The cross-account part is exactly where forwarding falls down and a unified client pulls ahead. Gmail forwarding can only touch the Gmail account you set it up in; the moment your mail lives in two or three providers, you are stitching together separate forwarding setups, separate filter lists, and separate quirks, and mail slips through whichever account you forgot to configure. AI Emaily collapses that into one place with one rule system. You set something up once and it applies everywhere, instead of rebuilding the same logic per provider and hoping nothing leaks through the cracks.
You can try it without committing anything. AI Emaily's Free plan is $0 and connects your accounts into one inbox with the plain-English rules and core agent, so you can feel the difference on your own mail. Pro is $17.99 per month billed annually for heavier automation and higher limits. If you came here to set up forwarding mainly because you are tired of juggling inboxes, it is worth seeing what simply reading all of them in one place feels like instead. You can create an account at app.aiemaily.com/signup.
- One unified inbox across every account you connect — Gmail, Outlook, and IMAP — so the usual reason to forward (juggling inboxes) disappears, with no copies and no verification step.
- Replies go out from the right account automatically, instead of through a forwarding chain that confuses recipients about which address they're really emailing.
- Plain-English rules that span every connected account at once, plus an AI agent that drafts replies and summarizes threads — with your approval, undo, and an audit trail.
- Works the same on every device, including your phone — unlike Gmail's forwarding, which can only be set up on the desktop web.
Where does this leave your mail?
Setting up forwarding in Gmail comes down to choosing the right kind for the job. For a full mirror, add a forwarding address under Settings, then Forwarding and POP/IMAP, verify it from the destination inbox, select Forward a copy of incoming mail, and — most importantly — choose what happens to Gmail's copy, leaving it on Keep unless you are certain you are migrating. For specific messages only, skip the blanket setting and build a filter with the Forward it to action, previewing the match before you save it. To reach more than one address, layer one filter per extra destination. To stop forwarding, disable the blanket setting and check your filters, since the two are separate. And remember it is all desktop-only, and verification is the security gate you cannot skip.

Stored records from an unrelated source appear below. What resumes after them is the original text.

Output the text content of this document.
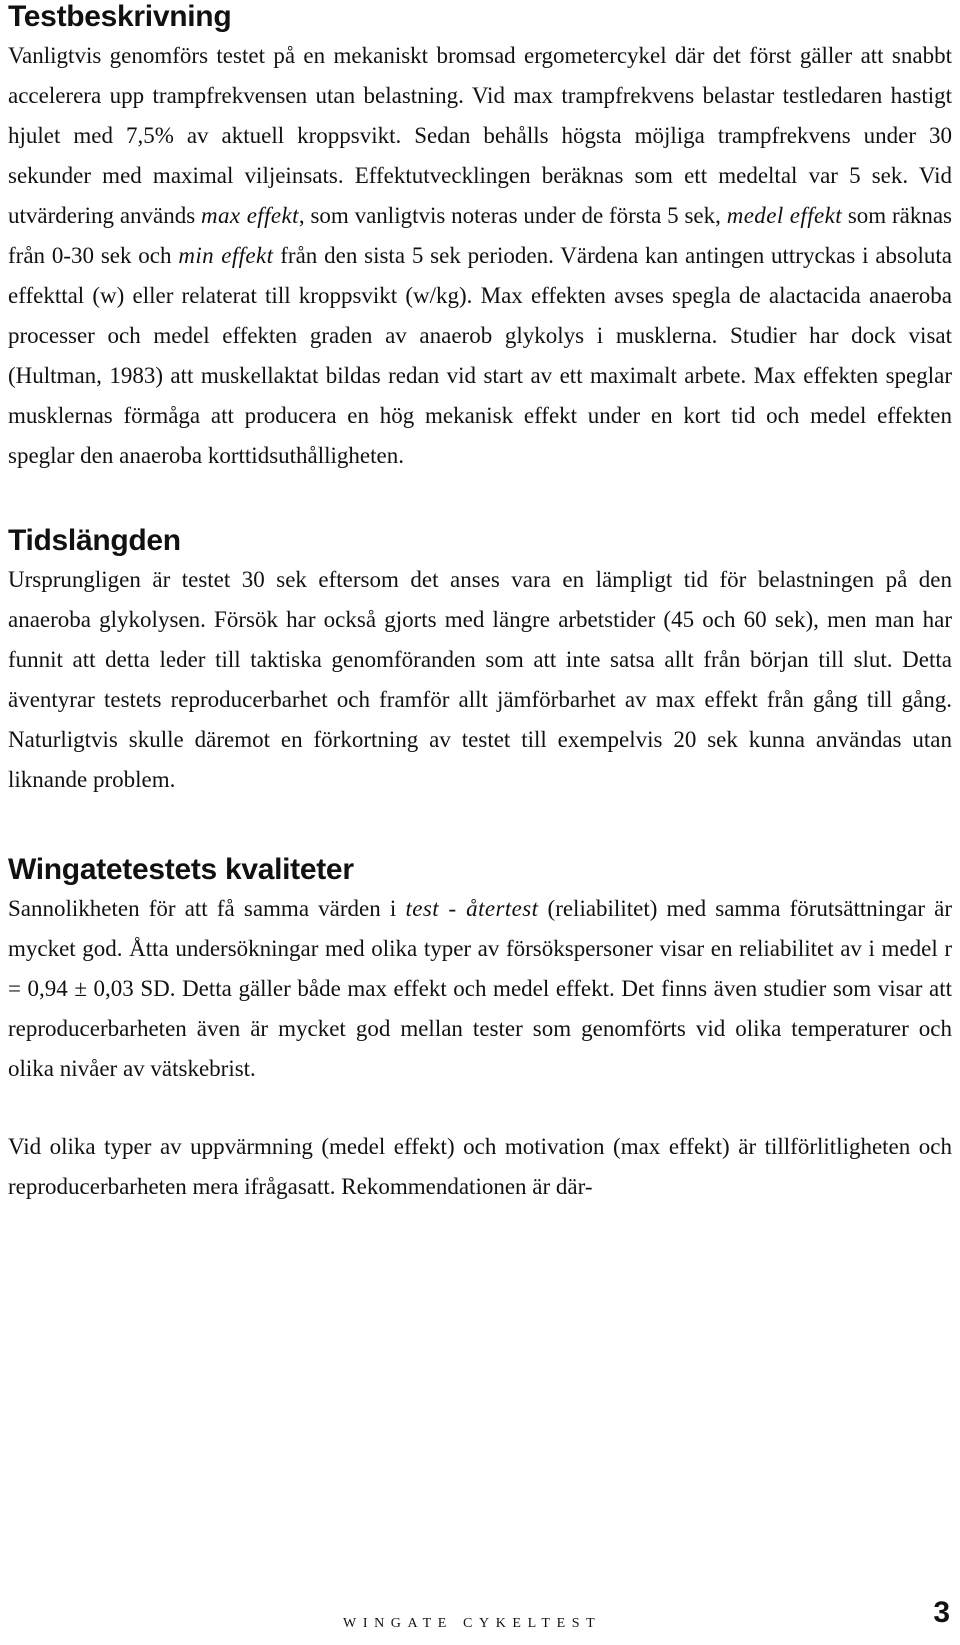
Testbeskrivning

Vanligtvis genomförs testet på en mekaniskt bromsad ergometercykel där det först gäller att snabbt accelerera upp trampfrekvensen utan belastning. Vid max trampfrekvens belastar testledaren hastigt hjulet med 7,5% av aktuell kroppsvikt. Sedan behålls högsta möjliga trampfrekvens under 30 sekunder med maximal viljeinsats. Effektutvecklingen beräknas som ett medeltal var 5 sek. Vid utvärdering används max effekt, som vanligtvis noteras under de första 5 sek, medel effekt som räknas från 0-30 sek och min effekt från den sista 5 sek perioden. Värdena kan antingen uttryckas i absoluta effekttal (w) eller relaterat till kroppsvikt (w/kg). Max effekten avses spegla de alactacida anaeroba processer och medel effekten graden av anaerob glykolys i musklerna. Studier har dock visat (Hultman, 1983) att muskellaktat bildas redan vid start av ett maximalt arbete. Max effekten speglar musklernas förmåga att producera en hög mekanisk effekt under en kort tid och medel effekten speglar den anaeroba korttidsuthålligheten.

Tidslängden

Ursprungligen är testet 30 sek eftersom det anses vara en lämpligt tid för belastningen på den anaeroba glykolysen. Försök har också gjorts med längre arbetstider (45 och 60 sek), men man har funnit att detta leder till taktiska genomföranden som att inte satsa allt från början till slut. Detta äventyrar testets reproducerbarhet och framför allt jämförbarhet av max effekt från gång till gång. Naturligtvis skulle däremot en förkortning av testet till exempelvis 20 sek kunna användas utan liknande problem.

Wingatetestets kvaliteter

Sannolikheten för att få samma värden i test - återtest (reliabilitet) med samma förutsättningar är mycket god. Åtta undersökningar med olika typer av försökspersoner visar en reliabilitet av i medel r = 0,94 ± 0,03 SD. Detta gäller både max effekt och medel effekt. Det finns även studier som visar att reproducerbarheten även är mycket god mellan tester som genomförts vid olika temperaturer och olika nivåer av vätskebrist.

Vid olika typer av uppvärmning (medel effekt) och motivation (max effekt) är tillförlitligheten och reproducerbarheten mera ifrågasatt. Rekommendationen är där-

WINGATE CYKELTEST	3
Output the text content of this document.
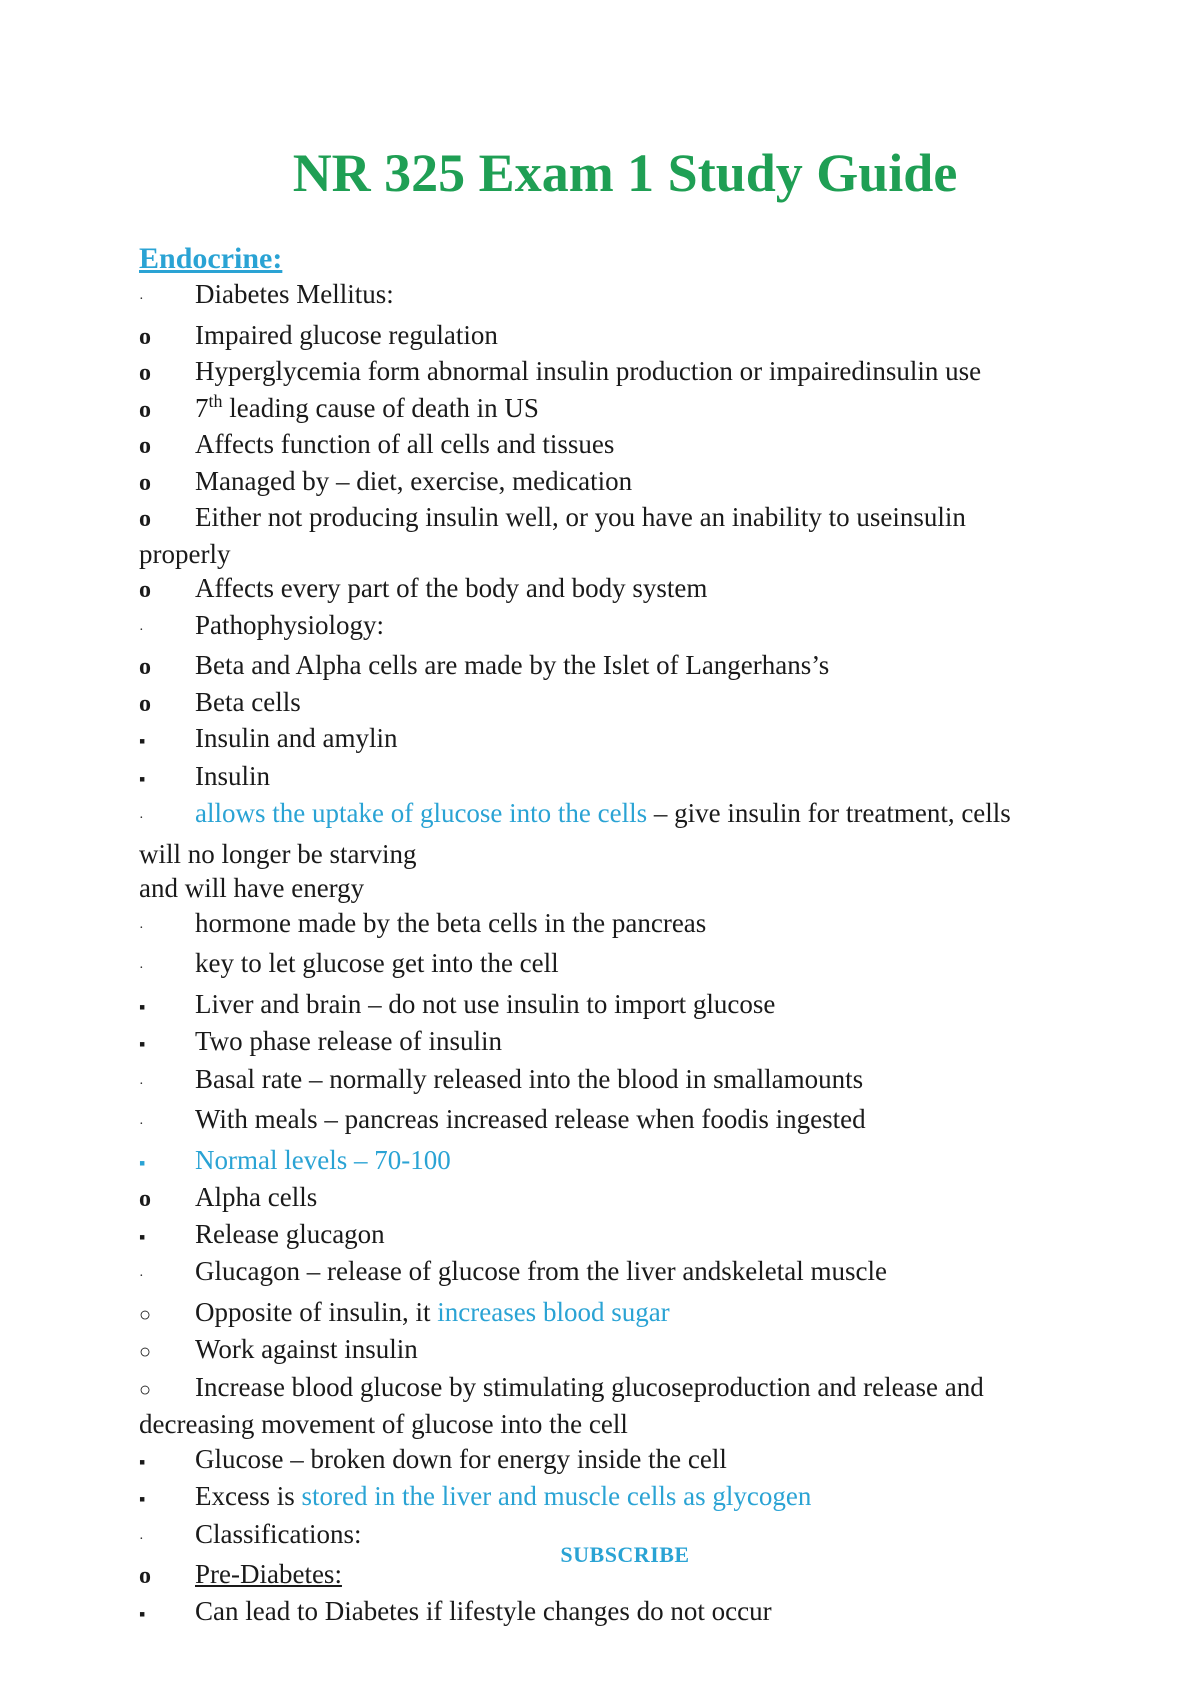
NR 325 Exam 1 Study Guide
Endocrine:
·	Diabetes Mellitus:
o	Impaired glucose regulation
o	Hyperglycemia form abnormal insulin production or impairedinsulin use
o	7th leading cause of death in US
o	Affects function of all cells and tissues
o	Managed by – diet, exercise, medication
o	Either not producing insulin well, or you have an inability to useinsulin
properly
o	Affects every part of the body and body system
·	Pathophysiology:
o	Beta and Alpha cells are made by the Islet of Langerhans’s
o	Beta cells
▪	Insulin and amylin
▪	Insulin
·	allows the uptake of glucose into the cells – give insulin for treatment, cells
will no longer be starving
and will have energy
·	hormone made by the beta cells in the pancreas
·	key to let glucose get into the cell
▪	Liver and brain – do not use insulin to import glucose
▪	Two phase release of insulin
·	Basal rate – normally released into the blood in smallamounts
·	With meals – pancreas increased release when foodis ingested
▪	Normal levels – 70-100
o	Alpha cells
▪	Release glucagon
·	Glucagon – release of glucose from the liver andskeletal muscle
○	Opposite of insulin, it increases blood sugar
○	Work against insulin
○	Increase blood glucose by stimulating glucoseproduction and release and
decreasing movement of glucose into the cell
▪	Glucose – broken down for energy inside the cell
▪	Excess is stored in the liver and muscle cells as glycogen
·	Classifications:
o	Pre-Diabetes:
▪	Can lead to Diabetes if lifestyle changes do not occur
SUBSCRIBE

Forwarding is a solid tool when you genuinely need a copy of mail to live somewhere else. But if the reason you are setting it up is that you are tired of checking several inboxes, recognize that forwarding is a patch over a bigger problem — and one that brings its own friction: single destinations, verification snags, a copy setting that can lose mail, and a setup that touches only one account. When what you actually want is to read every account in one place, reply from the right address, and have rules that work across all of them, that is the moment an AI email client like AI Emaily earns its place. Either way, the goal is the same: stop hunting across inboxes and get to a single, calm view of the mail that needs you.